Türk Dili

Düşüncenin ve onu paylaşabilmenin temeli nedir?

Türk Dili

Değerli Okuyucu,

İzninle bu yazıda öncekilerden farklı bir yol izlemek arzusundayım. Şöyle ki; aklımdan geçenleri rutin bir makale formunda değil de, sanki karşılıklı sohbet ediyormuşuz gibi aktarmaya çabalayacağım. Birbirimize sorular sorup cevaplarımızı paylaşacağız, kabul edersen. Birlikte düşünüp, birlikte hayal kuracağız. Sohbetimiz biraz uzun sürebilir. Bu nedenle konuları bölümlere ayırmak niyetindeyim. Eğer çay ya da kahve alıp sohbetimize ayıracak zamanın var ise; başlayalım…

Mutfak

Yemek yapmayı sever misin? Hiç denedin mi? Farklı lezzetlerle karşılaşmaktan hoşlanır mısın? Yoksa –ki umarım öyle değildir- yeme eylemi yalnızca yaşamı devam ettirebilmek adına tekrarlanması gereken bir işten mi ibaret senin için? Öyle olmadığını varsayarak devam edelim…

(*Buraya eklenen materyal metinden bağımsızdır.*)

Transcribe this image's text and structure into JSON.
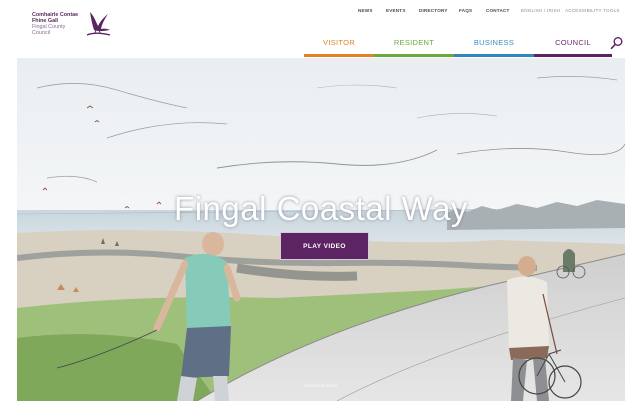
{
  "logo": {
    "line1": "Comhairle Contae",
    "line2": "Fhine Gall",
    "line3": "Fingal County",
    "line4": "Council",
    "icon": "heron-bird-logo"
  },
  "top_links": [
    "NEWS",
    "EVENTS",
    "DIRECTORY",
    "FAQS",
    "CONTACT",
    "ENGLISH / IRISH",
    "ACCESSIBILITY TOOLS"
  ],
  "nav": {
    "visitor": "VISITOR",
    "resident": "RESIDENT",
    "business": "BUSINESS",
    "council": "COUNCIL"
  },
  "search_icon": "search-icon",
  "colors": {
    "visitor": "#e0822a",
    "resident": "#6aa83d",
    "business": "#2f86c1",
    "council": "#5d2260",
    "play_button": "#5d2463"
  },
  "hero": {
    "title": "Fingal Coastal Way",
    "button": "PLAY VIDEO",
    "scroll_hint": "DISCOVER MORE"
  }
}
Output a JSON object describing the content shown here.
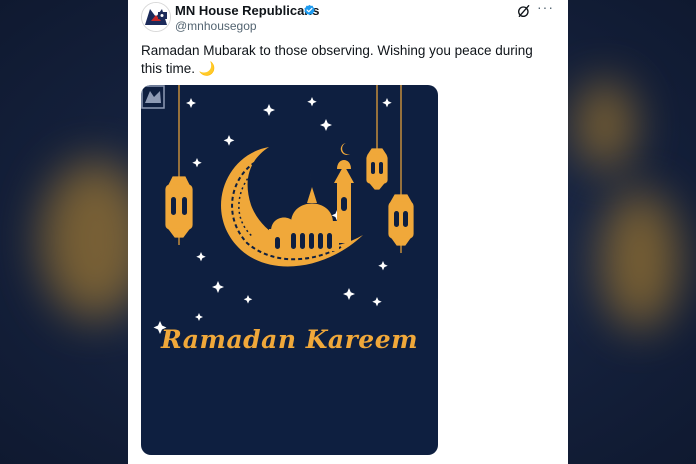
{
  "post": {
    "display_name": "MN House Republicans",
    "handle": "@mnhousegop",
    "text": "Ramadan Mubarak to those observing. Wishing you peace during this time. 🌙",
    "more_label": "···"
  },
  "media": {
    "heading": "Ramadan Kareem"
  },
  "colors": {
    "accent_gold": "#f0a83a",
    "media_bg": "#0e1f40",
    "verified_blue": "#1d9bf0"
  },
  "icons": [
    "verified-badge-icon",
    "grok-icon",
    "more-options-icon",
    "crescent-moon-icon",
    "mosque-icon",
    "lantern-icon",
    "star-icon",
    "watermark-logo-icon"
  ]
}
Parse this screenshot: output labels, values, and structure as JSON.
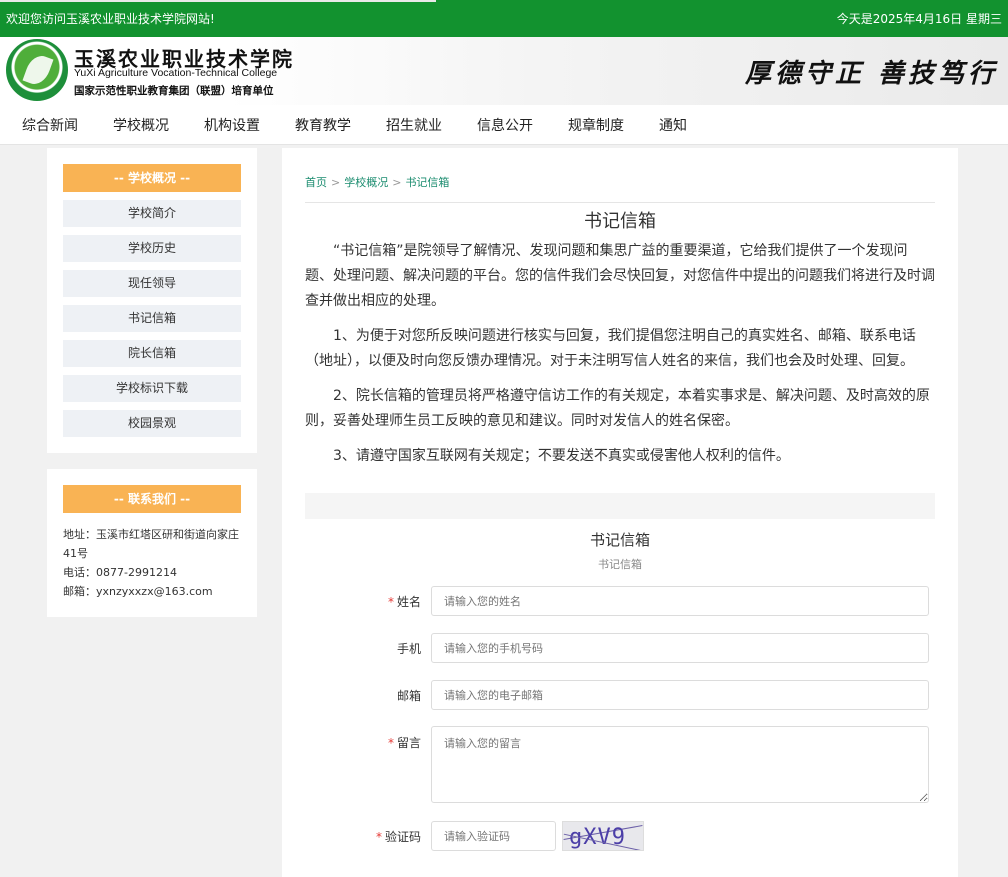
{
  "topbar": {
    "welcome": "欢迎您访问玉溪农业职业技术学院网站!",
    "date": "今天是2025年4月16日 星期三"
  },
  "header": {
    "school_cn": "玉溪农业职业技术学院",
    "school_en": "YuXi Agriculture Vocation-Technical College",
    "sub": "国家示范性职业教育集团（联盟）培育单位",
    "motto": "厚德守正 善技笃行"
  },
  "nav": [
    "综合新闻",
    "学校概况",
    "机构设置",
    "教育教学",
    "招生就业",
    "信息公开",
    "规章制度",
    "通知"
  ],
  "sidebar": {
    "overview_title": "-- 学校概况 --",
    "items": [
      "学校简介",
      "学校历史",
      "现任领导",
      "书记信箱",
      "院长信箱",
      "学校标识下载",
      "校园景观"
    ],
    "contact_title": "-- 联系我们 --",
    "address": "地址：玉溪市红塔区研和街道向家庄41号",
    "phone": "电话：0877-2991214",
    "email": "邮箱：yxnzyxxzx@163.com"
  },
  "breadcrumb": {
    "home": "首页",
    "sep": ">",
    "section": "学校概况",
    "current": "书记信箱"
  },
  "article": {
    "title": "书记信箱",
    "p1": "“书记信箱”是院领导了解情况、发现问题和集思广益的重要渠道，它给我们提供了一个发现问题、处理问题、解决问题的平台。您的信件我们会尽快回复，对您信件中提出的问题我们将进行及时调查并做出相应的处理。",
    "p2": "1、为便于对您所反映问题进行核实与回复，我们提倡您注明自己的真实姓名、邮箱、联系电话（地址），以便及时向您反馈办理情况。对于未注明写信人姓名的来信，我们也会及时处理、回复。",
    "p3": "2、院长信箱的管理员将严格遵守信访工作的有关规定，本着实事求是、解决问题、及时高效的原则，妥善处理师生员工反映的意见和建议。同时对发信人的姓名保密。",
    "p4": "3、请遵守国家互联网有关规定；不要发送不真实或侵害他人权利的信件。"
  },
  "form": {
    "title": "书记信箱",
    "subtitle": "书记信箱",
    "required_mark": "*",
    "name_label": "姓名",
    "name_ph": "请输入您的姓名",
    "phone_label": "手机",
    "phone_ph": "请输入您的手机号码",
    "email_label": "邮箱",
    "email_ph": "请输入您的电子邮箱",
    "msg_label": "留言",
    "msg_ph": "请输入您的留言",
    "captcha_label": "验证码",
    "captcha_ph": "请输入验证码",
    "captcha_text": "gXV9"
  }
}
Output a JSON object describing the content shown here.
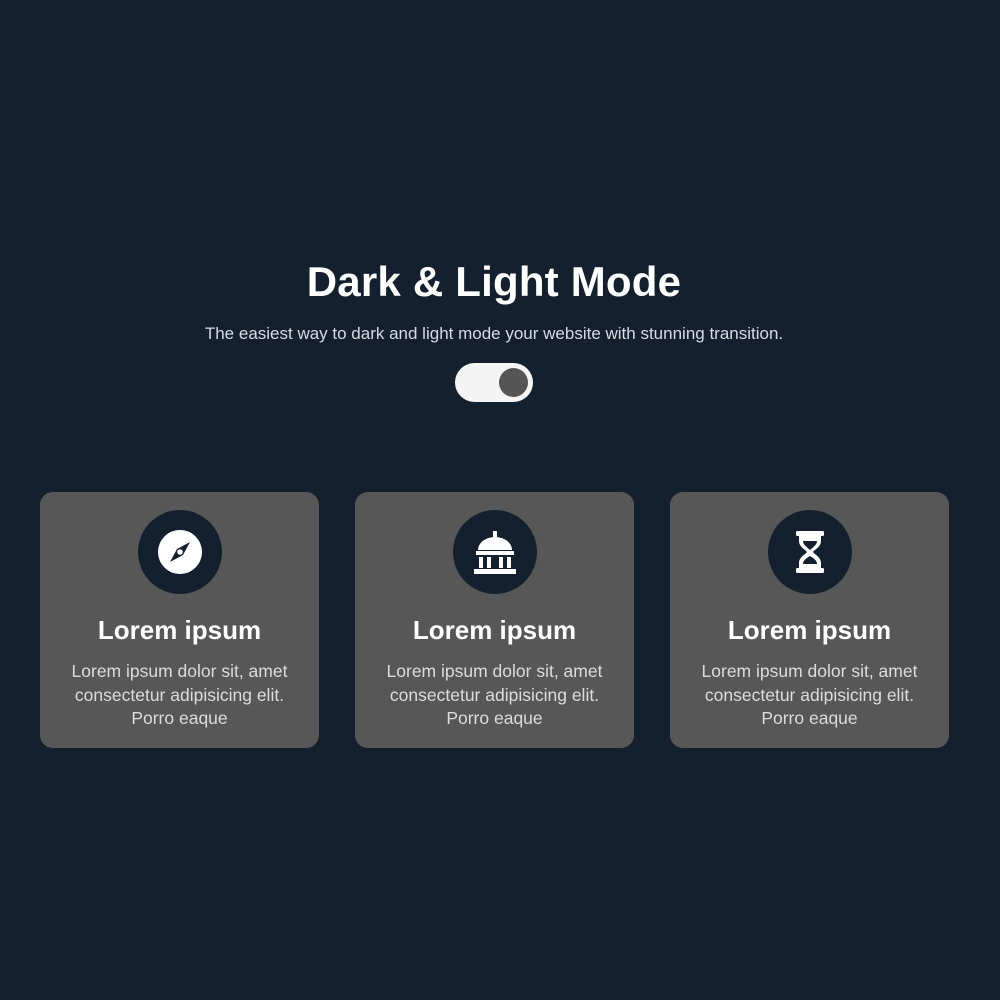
{
  "hero": {
    "title": "Dark & Light Mode",
    "subtitle": "The easiest way to dark and light mode your website with stunning transition."
  },
  "theme_toggle": {
    "state": "dark"
  },
  "cards": [
    {
      "icon": "compass-icon",
      "title": "Lorem ipsum",
      "text": "Lorem ipsum dolor sit, amet consectetur adipisicing elit. Porro eaque"
    },
    {
      "icon": "landmark-icon",
      "title": "Lorem ipsum",
      "text": "Lorem ipsum dolor sit, amet consectetur adipisicing elit. Porro eaque"
    },
    {
      "icon": "hourglass-icon",
      "title": "Lorem ipsum",
      "text": "Lorem ipsum dolor sit, amet consectetur adipisicing elit. Porro eaque"
    }
  ],
  "colors": {
    "background": "#15202e",
    "card": "#575757",
    "toggle_track": "#f4f4f4",
    "toggle_knob": "#555555",
    "text": "#ffffff"
  }
}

Şimdi önümüze bir kâse dolusu un getirildiğini ve yiyecek bir şey hazırlamamız istendiğini düşünelim. Tek başına bu unla ne yapabiliriz? Açıkçası benim aklıma işe yarar bir fikir gelmedi. Sen de durum nasıl? Eğer bir çözümümüz yoksa korkarım ilave malzeme talep etmeliyiz.

Unun yanına biraz su, sıvı yağ ve süt alabilirsek, en azından ekmek yapabilmek için temel koşullara yaklaşıyor oluruz sanırım. Hele bir yerlerden biraz kabartma tozu, tuz, hatta biraz susam ya da çörek otu bulabilirsek; tadı yerinde bir ekmek yapmak adına önemli bir adım atmış olmaz mıyız? Belki sen listeye biraz da maya ekleyebilirsin, ne dersin?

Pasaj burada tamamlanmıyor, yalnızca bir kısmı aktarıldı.